The QM Scrap Squad is a select group of seven QM readers. They take one pattern from each regular issue of Quiltmaker and make their own scrappy versions to inspire you.
The Scrap Squad quilt from the Sept/Oct Quiltmaker is Country Morning.
It was the Classic/Update, where we take a classic pattern from an early issue and update it. The quilt features printed fabric that suggests redwork embroidery in the cream-colored blocks. We asked the Scrap Squad to replace that fabric with something completely different. They came up with some great ideas.
Today’s reveal is from Jackie Hughes who lives in Spirit Lake, Idaho. You’ll hear from Jackie in her own words below.
When I started this quilt I had a color scheme in mind, blacks and a rainbow of brights, but I was having a hard time visualizing how to organize the colors.
I decided to start with the parts I was sure about. The square-in-a-square units would all be red, and the background would be black.
I made a few of the sashing units. I cut out a black center square and some orange triangles and auditioned them with the pieced units I had made.
I liked the orange circle of triangles but the dark center looked so empty. I thought I might quilt a design in the center of each block, using some colorful thread.
Another possibility was to add a pinwheel to the center.
Still undecided about the center, I continued making sashing units with greens, blues and purples. I arranged them on my design wall. This time I tried placing the sashing unit colors randomly.

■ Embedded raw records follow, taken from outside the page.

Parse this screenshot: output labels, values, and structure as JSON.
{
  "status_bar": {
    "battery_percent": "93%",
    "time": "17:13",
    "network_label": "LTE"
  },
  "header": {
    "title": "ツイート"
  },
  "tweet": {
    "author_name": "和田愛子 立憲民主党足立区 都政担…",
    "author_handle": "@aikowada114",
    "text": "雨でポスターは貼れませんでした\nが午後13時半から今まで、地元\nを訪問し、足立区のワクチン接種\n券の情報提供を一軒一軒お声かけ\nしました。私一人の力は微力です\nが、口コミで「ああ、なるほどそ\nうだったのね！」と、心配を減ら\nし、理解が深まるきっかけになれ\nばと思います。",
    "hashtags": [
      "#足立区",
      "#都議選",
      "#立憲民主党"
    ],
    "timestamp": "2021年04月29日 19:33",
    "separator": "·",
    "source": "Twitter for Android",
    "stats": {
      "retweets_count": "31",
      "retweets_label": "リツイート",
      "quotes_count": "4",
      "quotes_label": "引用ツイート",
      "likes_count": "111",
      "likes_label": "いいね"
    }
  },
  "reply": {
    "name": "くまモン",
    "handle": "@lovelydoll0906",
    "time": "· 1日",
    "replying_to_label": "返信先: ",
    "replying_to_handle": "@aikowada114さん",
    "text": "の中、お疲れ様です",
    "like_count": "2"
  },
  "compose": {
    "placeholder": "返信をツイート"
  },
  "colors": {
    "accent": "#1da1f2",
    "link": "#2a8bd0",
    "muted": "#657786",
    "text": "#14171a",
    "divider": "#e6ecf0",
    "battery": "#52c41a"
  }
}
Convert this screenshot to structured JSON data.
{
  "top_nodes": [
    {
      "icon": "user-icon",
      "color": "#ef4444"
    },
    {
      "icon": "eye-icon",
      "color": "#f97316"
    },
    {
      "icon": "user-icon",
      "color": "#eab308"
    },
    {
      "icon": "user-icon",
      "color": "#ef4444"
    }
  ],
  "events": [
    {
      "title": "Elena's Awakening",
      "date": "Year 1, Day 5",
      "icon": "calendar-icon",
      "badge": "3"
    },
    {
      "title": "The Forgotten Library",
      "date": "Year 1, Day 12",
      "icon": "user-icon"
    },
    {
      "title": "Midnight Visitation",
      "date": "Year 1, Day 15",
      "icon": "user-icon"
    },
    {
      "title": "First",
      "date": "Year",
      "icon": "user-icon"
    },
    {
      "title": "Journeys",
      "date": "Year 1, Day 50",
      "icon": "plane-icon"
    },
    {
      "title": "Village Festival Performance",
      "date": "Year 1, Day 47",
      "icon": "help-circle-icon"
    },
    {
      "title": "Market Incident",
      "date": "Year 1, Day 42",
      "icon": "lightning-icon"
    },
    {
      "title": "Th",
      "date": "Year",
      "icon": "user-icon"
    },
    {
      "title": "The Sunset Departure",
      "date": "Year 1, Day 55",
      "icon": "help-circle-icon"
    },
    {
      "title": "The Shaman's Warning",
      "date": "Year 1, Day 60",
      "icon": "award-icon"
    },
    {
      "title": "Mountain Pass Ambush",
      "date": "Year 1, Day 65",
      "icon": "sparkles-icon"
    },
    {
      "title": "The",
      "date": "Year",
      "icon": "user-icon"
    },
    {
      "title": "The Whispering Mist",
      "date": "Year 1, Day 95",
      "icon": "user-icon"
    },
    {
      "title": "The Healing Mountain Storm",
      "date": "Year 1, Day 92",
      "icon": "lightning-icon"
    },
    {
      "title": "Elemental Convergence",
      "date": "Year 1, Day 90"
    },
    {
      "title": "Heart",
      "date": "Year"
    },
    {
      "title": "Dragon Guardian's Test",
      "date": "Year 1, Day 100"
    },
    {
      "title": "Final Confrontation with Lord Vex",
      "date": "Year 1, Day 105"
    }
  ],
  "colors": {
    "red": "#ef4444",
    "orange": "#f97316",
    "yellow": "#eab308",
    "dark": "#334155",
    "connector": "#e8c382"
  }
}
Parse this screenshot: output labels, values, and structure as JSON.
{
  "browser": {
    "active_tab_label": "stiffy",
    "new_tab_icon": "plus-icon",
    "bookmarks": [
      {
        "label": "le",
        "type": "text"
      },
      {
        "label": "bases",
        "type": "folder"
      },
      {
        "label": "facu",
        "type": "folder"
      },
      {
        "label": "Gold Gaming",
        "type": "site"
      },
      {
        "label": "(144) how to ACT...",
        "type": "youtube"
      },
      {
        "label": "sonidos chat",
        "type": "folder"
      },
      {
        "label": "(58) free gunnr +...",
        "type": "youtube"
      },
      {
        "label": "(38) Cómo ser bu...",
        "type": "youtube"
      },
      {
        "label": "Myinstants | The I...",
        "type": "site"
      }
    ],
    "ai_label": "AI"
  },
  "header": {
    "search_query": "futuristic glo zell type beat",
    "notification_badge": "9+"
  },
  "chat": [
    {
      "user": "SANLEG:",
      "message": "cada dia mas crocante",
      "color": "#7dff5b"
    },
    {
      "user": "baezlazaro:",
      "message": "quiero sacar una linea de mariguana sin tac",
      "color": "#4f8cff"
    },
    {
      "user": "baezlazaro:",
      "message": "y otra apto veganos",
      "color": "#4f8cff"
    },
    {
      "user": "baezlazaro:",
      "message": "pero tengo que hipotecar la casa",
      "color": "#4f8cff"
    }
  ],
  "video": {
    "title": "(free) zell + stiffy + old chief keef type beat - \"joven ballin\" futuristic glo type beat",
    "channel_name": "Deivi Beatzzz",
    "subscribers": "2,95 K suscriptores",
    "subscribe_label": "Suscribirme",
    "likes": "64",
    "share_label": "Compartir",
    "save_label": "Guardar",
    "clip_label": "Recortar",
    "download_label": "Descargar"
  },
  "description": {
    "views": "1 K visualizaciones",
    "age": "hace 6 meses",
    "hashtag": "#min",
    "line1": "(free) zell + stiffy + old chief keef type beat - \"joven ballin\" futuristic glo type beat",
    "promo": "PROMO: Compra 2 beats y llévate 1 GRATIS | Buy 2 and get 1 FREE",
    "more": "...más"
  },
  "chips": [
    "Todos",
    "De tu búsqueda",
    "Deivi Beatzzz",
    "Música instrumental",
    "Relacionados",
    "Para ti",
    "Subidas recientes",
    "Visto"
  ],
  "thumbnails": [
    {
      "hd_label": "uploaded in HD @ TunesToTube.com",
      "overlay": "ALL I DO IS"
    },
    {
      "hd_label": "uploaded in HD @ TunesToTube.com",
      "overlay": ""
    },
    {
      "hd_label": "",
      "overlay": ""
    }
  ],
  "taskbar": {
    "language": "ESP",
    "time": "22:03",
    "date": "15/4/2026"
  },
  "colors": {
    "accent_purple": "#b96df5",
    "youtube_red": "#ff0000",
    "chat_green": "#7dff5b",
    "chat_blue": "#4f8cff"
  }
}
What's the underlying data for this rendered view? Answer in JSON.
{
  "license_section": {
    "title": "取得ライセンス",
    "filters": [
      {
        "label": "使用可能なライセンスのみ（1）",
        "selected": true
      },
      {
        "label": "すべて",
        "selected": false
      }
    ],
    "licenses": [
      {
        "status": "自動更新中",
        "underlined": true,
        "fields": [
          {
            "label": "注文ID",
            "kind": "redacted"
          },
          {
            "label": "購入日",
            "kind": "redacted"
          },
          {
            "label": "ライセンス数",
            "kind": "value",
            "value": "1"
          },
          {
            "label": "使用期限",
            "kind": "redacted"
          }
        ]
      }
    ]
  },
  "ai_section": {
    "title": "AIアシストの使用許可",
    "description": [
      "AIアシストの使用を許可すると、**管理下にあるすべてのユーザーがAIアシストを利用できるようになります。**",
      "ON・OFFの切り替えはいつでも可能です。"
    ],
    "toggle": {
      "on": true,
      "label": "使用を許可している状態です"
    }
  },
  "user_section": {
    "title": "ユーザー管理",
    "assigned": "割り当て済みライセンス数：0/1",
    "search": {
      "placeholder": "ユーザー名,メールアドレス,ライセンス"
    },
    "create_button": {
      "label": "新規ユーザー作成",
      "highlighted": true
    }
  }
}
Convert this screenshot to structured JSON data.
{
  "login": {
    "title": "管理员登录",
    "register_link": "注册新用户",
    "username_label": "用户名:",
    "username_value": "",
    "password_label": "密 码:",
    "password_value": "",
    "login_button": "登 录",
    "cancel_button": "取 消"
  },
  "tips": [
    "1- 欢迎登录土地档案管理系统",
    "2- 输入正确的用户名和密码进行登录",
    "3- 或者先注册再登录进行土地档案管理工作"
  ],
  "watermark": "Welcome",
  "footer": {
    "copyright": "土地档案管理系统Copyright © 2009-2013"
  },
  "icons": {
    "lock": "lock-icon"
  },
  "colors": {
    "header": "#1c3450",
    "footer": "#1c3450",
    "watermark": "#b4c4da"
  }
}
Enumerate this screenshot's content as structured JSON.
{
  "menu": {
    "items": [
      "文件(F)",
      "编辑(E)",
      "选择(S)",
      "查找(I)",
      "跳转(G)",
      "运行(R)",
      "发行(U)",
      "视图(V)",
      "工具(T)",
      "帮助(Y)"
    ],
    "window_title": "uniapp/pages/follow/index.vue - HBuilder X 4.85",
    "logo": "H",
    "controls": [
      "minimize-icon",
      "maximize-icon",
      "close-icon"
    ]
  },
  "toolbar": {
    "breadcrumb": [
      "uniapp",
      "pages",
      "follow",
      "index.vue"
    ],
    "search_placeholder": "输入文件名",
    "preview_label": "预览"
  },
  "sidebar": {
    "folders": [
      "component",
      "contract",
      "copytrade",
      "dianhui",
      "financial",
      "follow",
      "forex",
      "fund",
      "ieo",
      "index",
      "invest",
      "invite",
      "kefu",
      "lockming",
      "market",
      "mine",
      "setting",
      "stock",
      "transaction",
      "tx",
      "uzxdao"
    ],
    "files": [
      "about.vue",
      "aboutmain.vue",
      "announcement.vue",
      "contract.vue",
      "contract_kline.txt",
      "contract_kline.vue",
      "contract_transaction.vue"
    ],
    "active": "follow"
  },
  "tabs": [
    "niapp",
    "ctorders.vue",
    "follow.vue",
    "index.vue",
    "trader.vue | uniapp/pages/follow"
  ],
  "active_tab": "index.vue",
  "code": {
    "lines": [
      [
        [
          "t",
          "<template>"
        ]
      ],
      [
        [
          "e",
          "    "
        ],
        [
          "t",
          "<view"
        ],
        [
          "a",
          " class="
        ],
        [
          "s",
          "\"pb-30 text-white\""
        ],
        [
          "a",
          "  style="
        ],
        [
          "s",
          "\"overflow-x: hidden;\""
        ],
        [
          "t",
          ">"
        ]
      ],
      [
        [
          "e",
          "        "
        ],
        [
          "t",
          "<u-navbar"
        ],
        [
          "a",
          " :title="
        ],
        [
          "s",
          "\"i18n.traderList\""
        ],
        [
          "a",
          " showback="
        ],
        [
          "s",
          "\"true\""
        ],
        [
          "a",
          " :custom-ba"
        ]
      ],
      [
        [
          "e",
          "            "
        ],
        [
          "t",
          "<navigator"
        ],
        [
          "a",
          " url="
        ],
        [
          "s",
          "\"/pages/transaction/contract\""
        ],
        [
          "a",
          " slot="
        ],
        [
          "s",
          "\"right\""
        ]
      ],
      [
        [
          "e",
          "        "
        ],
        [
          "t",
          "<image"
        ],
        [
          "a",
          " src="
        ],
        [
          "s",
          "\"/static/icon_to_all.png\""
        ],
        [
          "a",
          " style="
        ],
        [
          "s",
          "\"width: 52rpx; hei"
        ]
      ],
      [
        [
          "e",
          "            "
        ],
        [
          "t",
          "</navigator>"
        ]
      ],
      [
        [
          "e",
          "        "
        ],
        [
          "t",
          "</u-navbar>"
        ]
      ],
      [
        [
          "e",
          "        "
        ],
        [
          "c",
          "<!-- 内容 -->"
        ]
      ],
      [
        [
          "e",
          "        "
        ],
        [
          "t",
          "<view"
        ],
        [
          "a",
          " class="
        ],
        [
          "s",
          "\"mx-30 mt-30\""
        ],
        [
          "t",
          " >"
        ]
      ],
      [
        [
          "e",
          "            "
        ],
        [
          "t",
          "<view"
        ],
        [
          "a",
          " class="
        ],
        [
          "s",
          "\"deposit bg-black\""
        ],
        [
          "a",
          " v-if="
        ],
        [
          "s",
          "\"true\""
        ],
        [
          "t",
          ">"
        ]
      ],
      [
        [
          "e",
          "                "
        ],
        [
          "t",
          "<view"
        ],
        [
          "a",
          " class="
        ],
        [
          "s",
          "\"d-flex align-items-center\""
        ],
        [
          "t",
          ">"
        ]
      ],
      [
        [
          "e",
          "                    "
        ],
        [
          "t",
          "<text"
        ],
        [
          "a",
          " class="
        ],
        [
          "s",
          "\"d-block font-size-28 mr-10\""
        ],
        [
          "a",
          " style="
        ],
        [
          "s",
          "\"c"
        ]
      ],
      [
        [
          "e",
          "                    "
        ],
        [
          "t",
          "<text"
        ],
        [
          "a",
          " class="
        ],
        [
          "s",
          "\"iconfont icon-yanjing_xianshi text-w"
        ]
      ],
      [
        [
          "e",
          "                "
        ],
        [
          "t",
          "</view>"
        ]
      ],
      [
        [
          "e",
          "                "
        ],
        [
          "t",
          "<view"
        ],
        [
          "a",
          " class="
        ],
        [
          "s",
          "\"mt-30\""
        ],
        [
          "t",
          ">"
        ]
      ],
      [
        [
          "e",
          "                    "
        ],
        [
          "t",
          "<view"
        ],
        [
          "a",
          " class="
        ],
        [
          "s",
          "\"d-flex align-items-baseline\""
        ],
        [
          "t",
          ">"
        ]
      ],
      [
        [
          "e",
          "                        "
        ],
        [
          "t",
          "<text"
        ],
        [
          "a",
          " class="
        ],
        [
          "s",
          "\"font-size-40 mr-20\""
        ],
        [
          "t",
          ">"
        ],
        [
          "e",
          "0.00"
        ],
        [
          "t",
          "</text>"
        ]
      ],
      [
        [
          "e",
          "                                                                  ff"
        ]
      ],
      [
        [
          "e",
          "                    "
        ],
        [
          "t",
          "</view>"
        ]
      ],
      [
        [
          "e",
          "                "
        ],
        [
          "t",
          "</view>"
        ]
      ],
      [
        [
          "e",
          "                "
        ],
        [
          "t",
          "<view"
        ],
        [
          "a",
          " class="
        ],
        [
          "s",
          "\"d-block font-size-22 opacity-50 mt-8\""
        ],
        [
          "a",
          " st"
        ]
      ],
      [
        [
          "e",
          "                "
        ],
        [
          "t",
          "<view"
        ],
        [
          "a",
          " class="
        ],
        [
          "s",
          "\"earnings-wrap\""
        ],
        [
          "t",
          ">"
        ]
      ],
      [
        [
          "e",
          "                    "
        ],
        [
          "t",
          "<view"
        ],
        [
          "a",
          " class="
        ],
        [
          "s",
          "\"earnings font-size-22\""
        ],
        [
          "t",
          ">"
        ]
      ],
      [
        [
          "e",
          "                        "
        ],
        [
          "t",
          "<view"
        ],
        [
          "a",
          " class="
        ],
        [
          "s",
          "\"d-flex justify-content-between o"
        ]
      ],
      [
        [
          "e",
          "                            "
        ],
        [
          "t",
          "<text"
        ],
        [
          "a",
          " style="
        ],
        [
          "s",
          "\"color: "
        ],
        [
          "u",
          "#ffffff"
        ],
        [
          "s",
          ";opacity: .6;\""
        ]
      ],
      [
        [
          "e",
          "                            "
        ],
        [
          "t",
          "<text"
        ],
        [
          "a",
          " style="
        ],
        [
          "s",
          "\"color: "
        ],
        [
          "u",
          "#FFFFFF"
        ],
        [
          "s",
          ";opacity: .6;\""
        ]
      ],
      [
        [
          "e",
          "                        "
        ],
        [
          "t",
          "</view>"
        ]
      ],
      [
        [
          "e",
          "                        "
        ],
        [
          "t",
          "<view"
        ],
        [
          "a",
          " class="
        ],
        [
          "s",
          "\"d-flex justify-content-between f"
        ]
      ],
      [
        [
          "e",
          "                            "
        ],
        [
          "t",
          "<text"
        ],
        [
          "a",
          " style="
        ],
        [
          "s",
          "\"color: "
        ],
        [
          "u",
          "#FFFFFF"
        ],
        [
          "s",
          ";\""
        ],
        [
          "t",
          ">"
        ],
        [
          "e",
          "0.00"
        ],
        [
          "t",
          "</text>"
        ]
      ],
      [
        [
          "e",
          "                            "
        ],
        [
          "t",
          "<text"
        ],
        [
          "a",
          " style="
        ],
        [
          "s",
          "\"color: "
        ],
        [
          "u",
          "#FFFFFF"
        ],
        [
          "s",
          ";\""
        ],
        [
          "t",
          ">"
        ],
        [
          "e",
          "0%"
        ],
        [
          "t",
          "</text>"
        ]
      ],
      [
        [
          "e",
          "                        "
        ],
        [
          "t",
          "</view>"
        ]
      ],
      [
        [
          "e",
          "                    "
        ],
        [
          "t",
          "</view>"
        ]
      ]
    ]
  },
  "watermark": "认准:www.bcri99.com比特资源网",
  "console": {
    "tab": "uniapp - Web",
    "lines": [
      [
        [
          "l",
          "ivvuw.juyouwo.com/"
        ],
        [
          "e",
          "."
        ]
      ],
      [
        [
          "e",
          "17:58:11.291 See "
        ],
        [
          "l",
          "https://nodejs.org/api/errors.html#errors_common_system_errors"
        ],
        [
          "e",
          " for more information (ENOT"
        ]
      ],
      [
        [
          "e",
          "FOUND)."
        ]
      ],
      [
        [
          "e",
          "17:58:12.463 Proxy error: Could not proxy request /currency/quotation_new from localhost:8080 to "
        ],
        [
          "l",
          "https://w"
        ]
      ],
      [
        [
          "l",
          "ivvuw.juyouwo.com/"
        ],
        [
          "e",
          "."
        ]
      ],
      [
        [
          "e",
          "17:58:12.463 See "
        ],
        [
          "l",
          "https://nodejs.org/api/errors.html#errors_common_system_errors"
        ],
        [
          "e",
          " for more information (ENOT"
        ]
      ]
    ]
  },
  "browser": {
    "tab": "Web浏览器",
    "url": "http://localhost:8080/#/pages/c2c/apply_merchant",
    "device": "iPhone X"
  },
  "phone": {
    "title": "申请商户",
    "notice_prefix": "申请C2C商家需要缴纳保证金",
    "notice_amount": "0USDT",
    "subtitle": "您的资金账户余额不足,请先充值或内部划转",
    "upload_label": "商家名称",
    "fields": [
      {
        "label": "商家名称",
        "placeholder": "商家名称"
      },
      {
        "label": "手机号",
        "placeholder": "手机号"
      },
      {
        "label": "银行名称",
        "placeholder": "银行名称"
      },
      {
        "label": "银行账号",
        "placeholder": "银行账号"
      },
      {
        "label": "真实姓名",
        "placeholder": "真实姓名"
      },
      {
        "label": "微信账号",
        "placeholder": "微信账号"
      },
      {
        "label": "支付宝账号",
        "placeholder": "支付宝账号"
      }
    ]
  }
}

I really didn’t like that—it looked too chaotic. Needing more units to play with, I got back to work. Soon I had enough to stop and play again.
How about four similar colors meeting around that red square? That looked pretty good, but those centers were looking so big and black. Yep, I decided I was going to incorporate pinwheels there.
I made my pinwheels from prairie points. Before sewing the squares together, I sewed the pinwheels in place 1/8th inch from the edge.
The blocks with pinwheels were soon made and on the wall and they did as I’d hoped. They brightened those large black spaces.
Looking good, but the arrangement still wasn’t quite right. I had another idea. What if I started with green on the top row and gradually changed color as I went down the quilt?
As I was rearranging pieces, I kept looking at those pinwheels. What if I opened and flattened those prairie points? That looked interesting.
Before I knew it I was hand sewing to hold each piece down, and then making colorful yoyos to sew in the centers along with buttons. More time than I had planned to spend but I really liked how they were looking.
Many days later…
after all that hand sewing…
and digging through my scraps to find just the right colors for the remaining units…
(Here I’ll let you in on one little secret. When the shade was close but not quite right I used an old trick. I used some of my fabric wrong side up!)
searching for just the right border fabric…TA-DA…
I quilted in all the black (background) areas with a loopy stipple. It’s hard to capture on a photo, but this made all the colored patches more dimensional. They stand up a little from the background.
This was a great quilt for using scraps, even small ones. It was fun to dig through my scrap bins searching for just the right shade.
I’m really pleased with how it turned out, especially since it was made out of scraps!
Jackie has made the important discovery of what can happen when you ask “What if…?” She was not afraid to audition or to change her mind along the way. She let new ideas take her where they wished. Her quilt was an exercise in creative thinking. She’s to be congratulated!